Komisioner KPU Batam Diberhentikan, Syahrul: Kami Menerima, Tetapi....

Mantan Ketua KPU Batam Syahrul Huda. (Foto: Batamnews)

Batam - Mantan Ketua Komisi Pemilihan Umum (KPU) Kota Batam Syahrul Huda angkat bicara soal pencopotan dirinya bersama lima komisioner lainnya berdasar putusan Dewan Kehormatan Penyelenggara Pemilu (DKPP).

Syahrul yang dihubungi Batamnews menyebutkan dirinya menerima putusan DKPP tersebut. Namun dia menegaskan dirinya bersama dengan komisioner lainnya tidak pernah melakukan kejahatan pemilu sebagaimana yang dituduhkan oleh pengadu yakni Syamsuri.

"Kami tidak pernah melakukan kejahatan pemilu, jika semua arif menyikapi tentunya tak seperti ini," kata Syahrul, Kamis (21/11/2019).

Menurut dia, perubahan perolehan suara dari Syamsuri yang merupakan caleg PAN untuk DPRD Provinsi Kepri dari Dapil Bengkong, Batuampar dan Lubukbaja itu tidak ada keberatan dari saksi  PAN yang hadir dalam Rapat Pleno Rekapitulasi Hasil Perhitungan Perolehan Suara.

Namun demikian, Syahrul menyampaikan dirinya menerima keputusan DKPP tersebut. 

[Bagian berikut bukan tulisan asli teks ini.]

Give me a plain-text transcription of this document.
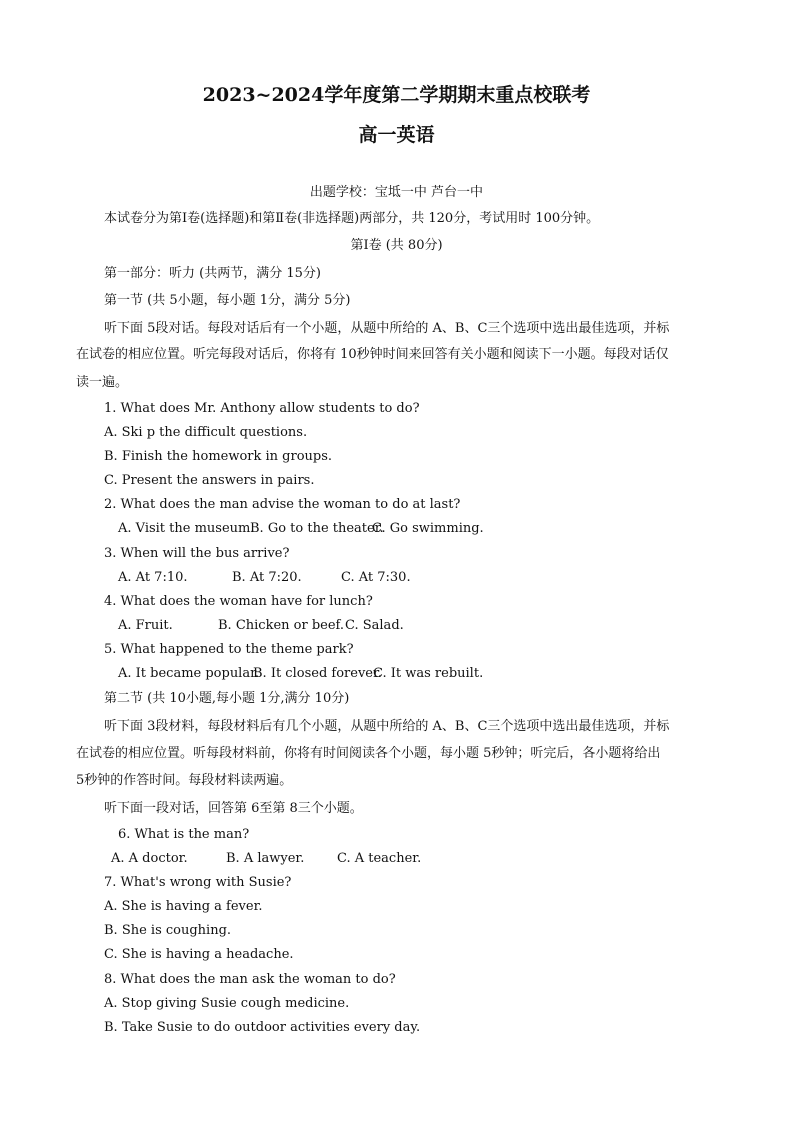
2023~2024学年度第二学期期末重点校联考
高一英语
出题学校：宝坻一中 芦台一中
本试卷分为第Ⅰ卷(选择题)和第Ⅱ卷(非选择题)两部分，共 120分，考试用时 100分钟。
第Ⅰ卷 (共 80分)
第一部分：听力 (共两节，满分 15分)
第一节 (共 5小题，每小题 1分，满分 5分)
听下面 5段对话。每段对话后有一个小题，从题中所给的 A、B、C三个选项中选出最佳选项，并标
在试卷的相应位置。听完每段对话后，你将有 10秒钟时间来回答有关小题和阅读下一小题。每段对话仅
读一遍。
1. What does Mr. Anthony allow students to do?
A. Ski p the difficult questions.
B. Finish the homework in groups.
C. Present the answers in pairs.
2. What does the man advise the woman to do at last?
A. Visit the museum.
B. Go to the theater.
C. Go swimming.
3. When will the bus arrive?
A. At 7:10.	B. At 7:20.	C. At 7:30.
4. What does the woman have for lunch?
A. Fruit.	B. Chicken or beef. C. Salad.
5. What happened to the theme park?
A. It became popular.
B. It closed forever.
C. It was rebuilt.
第二节 (共 10小题,每小题 1分,满分 10分)
听下面 3段材料，每段材料后有几个小题，从题中所给的 A、B、C三个选项中选出最佳选项，并标
在试卷的相应位置。听每段材料前，你将有时间阅读各个小题，每小题 5秒钟；听完后，各小题将给出
5秒钟的作答时间。每段材料读两遍。
听下面一段对话，回答第 6至第 8三个小题。
6. What is the man?
A. A doctor.	B. A lawyer.	C. A teacher.
7. What's wrong with Susie?
A. She is having a fever.
B. She is coughing.
C. She is having a headache.
8. What does the man ask the woman to do?
A. Stop giving Susie cough medicine.
B. Take Susie to do outdoor activities every day.
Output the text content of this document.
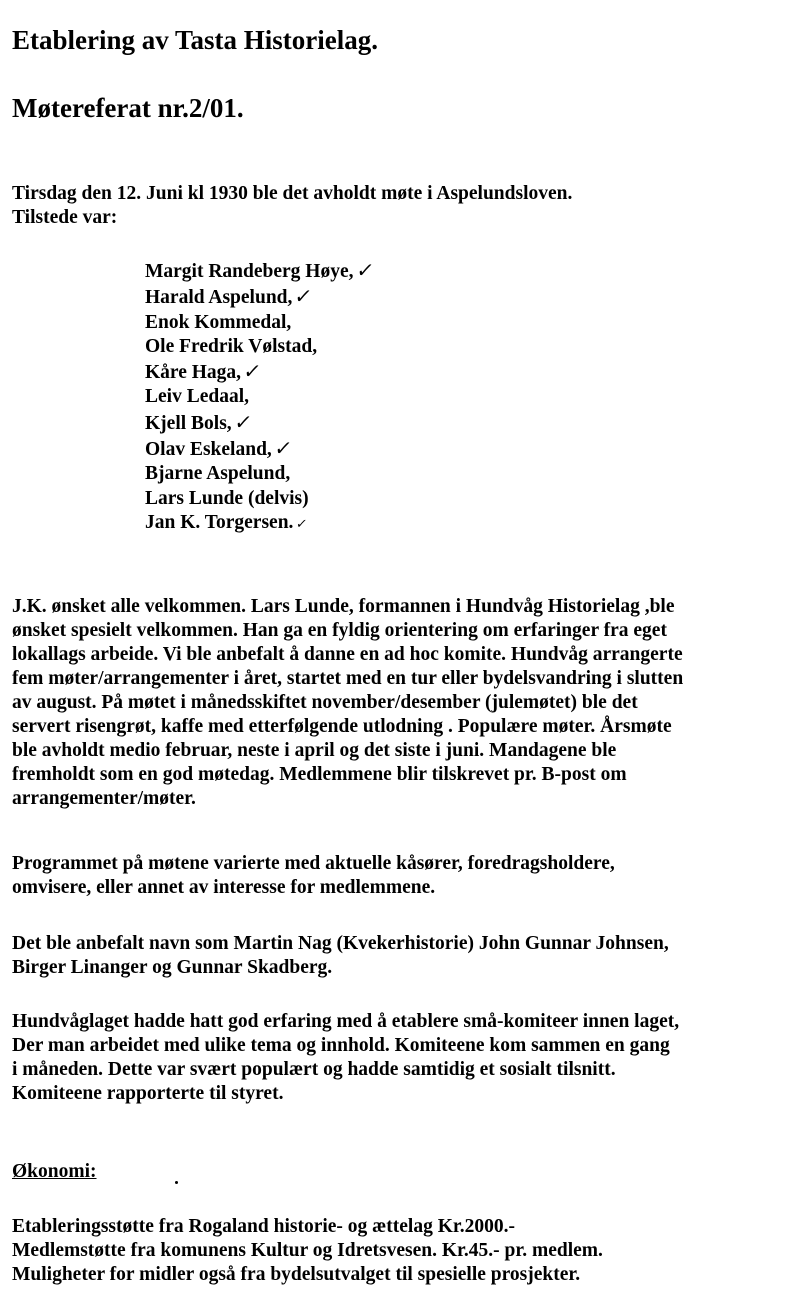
Etablering av Tasta Historielag.
Møtereferat nr.2/01.

Tirsdag den 12. Juni kl 1930 ble det avholdt møte i Aspelundsloven.

Tilstede var:

Margit Randeberg Høye,✓
Harald Aspelund,✓
Enok Kommedal,
Ole Fredrik Vølstad,
Kåre Haga,✓
Leiv Ledaal,
Kjell Bols,✓
Olav Eskeland,✓
Bjarne Aspelund,
Lars Lunde (delvis)
Jan K. Torgersen. ✓

J.K. ønsket alle velkommen. Lars Lunde, formannen i Hundvåg Historielag ,ble

ønsket spesielt velkommen. Han ga en fyldig orientering om erfaringer fra eget

lokallags arbeide. Vi ble anbefalt å danne en ad hoc komite. Hundvåg arrangerte

fem møter/arrangementer i året, startet med en tur eller bydelsvandring i slutten

av august. På møtet i månedsskiftet november/desember (julemøtet) ble det

servert risengrøt, kaffe med etterfølgende utlodning . Populære møter. Årsmøte

ble avholdt medio februar, neste i april og det siste i juni. Mandagene ble

fremholdt som en god møtedag. Medlemmene blir tilskrevet pr. B-post om

arrangementer/møter.

Programmet på møtene varierte med aktuelle kåsører, foredragsholdere,

omvisere, eller annet av interesse for medlemmene.

Det ble anbefalt navn som Martin Nag (Kvekerhistorie) John Gunnar Johnsen,

Birger Linanger og Gunnar Skadberg.

Hundvåglaget hadde hatt god erfaring med å etablere små-komiteer innen laget,

Der man arbeidet med ulike tema og innhold. Komiteene kom sammen en gang

i måneden. Dette var svært populært og hadde samtidig et sosialt tilsnitt.

Komiteene rapporterte til styret.

Økonomi:

Etableringsstøtte fra Rogaland historie- og ættelag Kr.2000.-

Medlemstøtte fra komunens Kultur og Idretsvesen. Kr.45.- pr. medlem.

Muligheter for midler også fra bydelsutvalget til spesielle prosjekter.
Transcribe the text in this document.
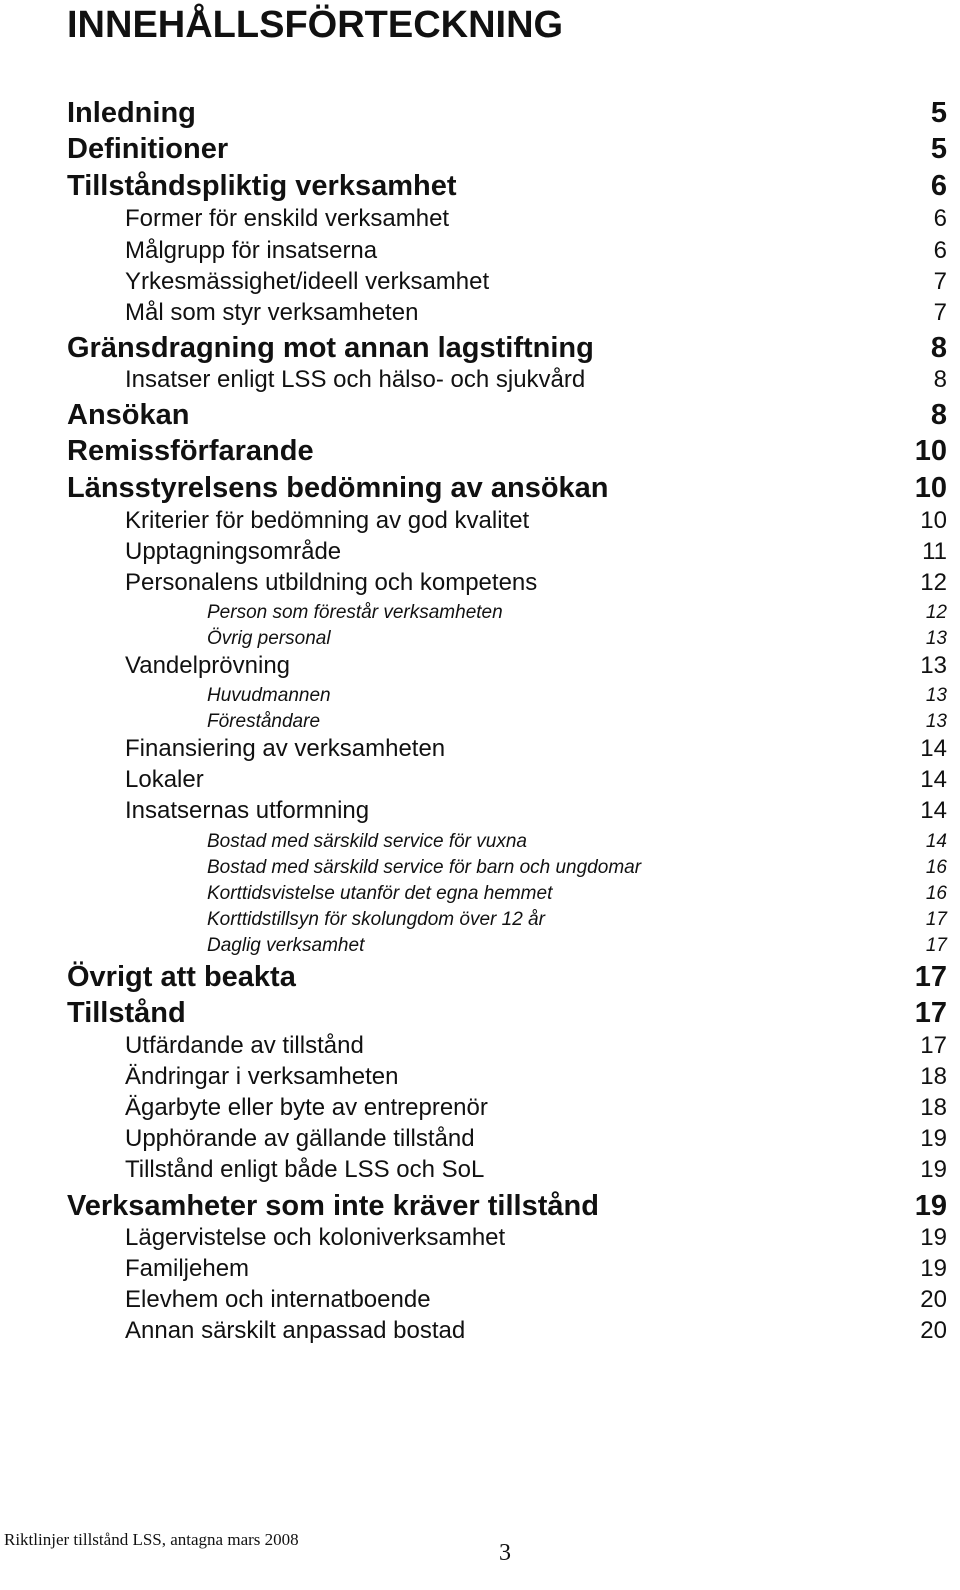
INNEHÅLLSFÖRTECKNING
Inledning	5
Definitioner	5
Tillståndspliktig verksamhet	6
Former för enskild verksamhet	6
Målgrupp för insatserna	6
Yrkesmässighet/ideell verksamhet	7
Mål som styr verksamheten	7
Gränsdragning mot annan lagstiftning	8
Insatser enligt LSS och hälso- och sjukvård	8
Ansökan	8
Remissförfarande	10
Länsstyrelsens bedömning av ansökan	10
Kriterier för bedömning av god kvalitet	10
Upptagningsområde	11
Personalens utbildning och kompetens	12
Person som förestår verksamheten	12
Övrig personal	13
Vandelprövning	13
Huvudmannen	13
Föreståndare	13
Finansiering av verksamheten	14
Lokaler	14
Insatsernas utformning	14
Bostad med särskild service för vuxna	14
Bostad med särskild service för barn och ungdomar	16
Korttidsvistelse utanför det egna hemmet	16
Korttidstillsyn för skolungdom över 12 år	17
Daglig verksamhet	17
Övrigt att beakta	17
Tillstånd	17
Utfärdande av tillstånd	17
Ändringar i verksamheten	18
Ägarbyte eller byte av entreprenör	18
Upphörande av gällande tillstånd	19
Tillstånd enligt både LSS och SoL	19
Verksamheter som inte kräver tillstånd	19
Lägervistelse och koloniverksamhet	19
Familjehem	19
Elevhem och internatboende	20
Annan särskilt anpassad bostad	20
Riktlinjer tillstånd LSS, antagna mars 2008
3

Sementara itu, Komisioner KPU Batam Zaki Setiawan mengaku sudah mendapat kabar tersebut. Menurut dia, ada dua permasalahan pelanggaran etik yang dikenakan ke mereka sehingga diberhentikan.

“Pertama terkait dengan logistik, yang satu lagi terkait dengan perolehan suara Samsuri dan Yudi Kurnain,” ucap Zaki.

Baca: DKPP Putuskan KPU Batam Langgar Kode Etik, Para Komisioner Diberhentikan

Dengan pemberitahuan itu, Zaki mengaku menghormati semua keputusan yang sudah dikeluarkan DKPP.

Dia pun menyebutkan tidak akan mengajukan banding atas pemberhentian tersebut. “Karena keputusan DKPP itu final dan mengikat,” ujarnya.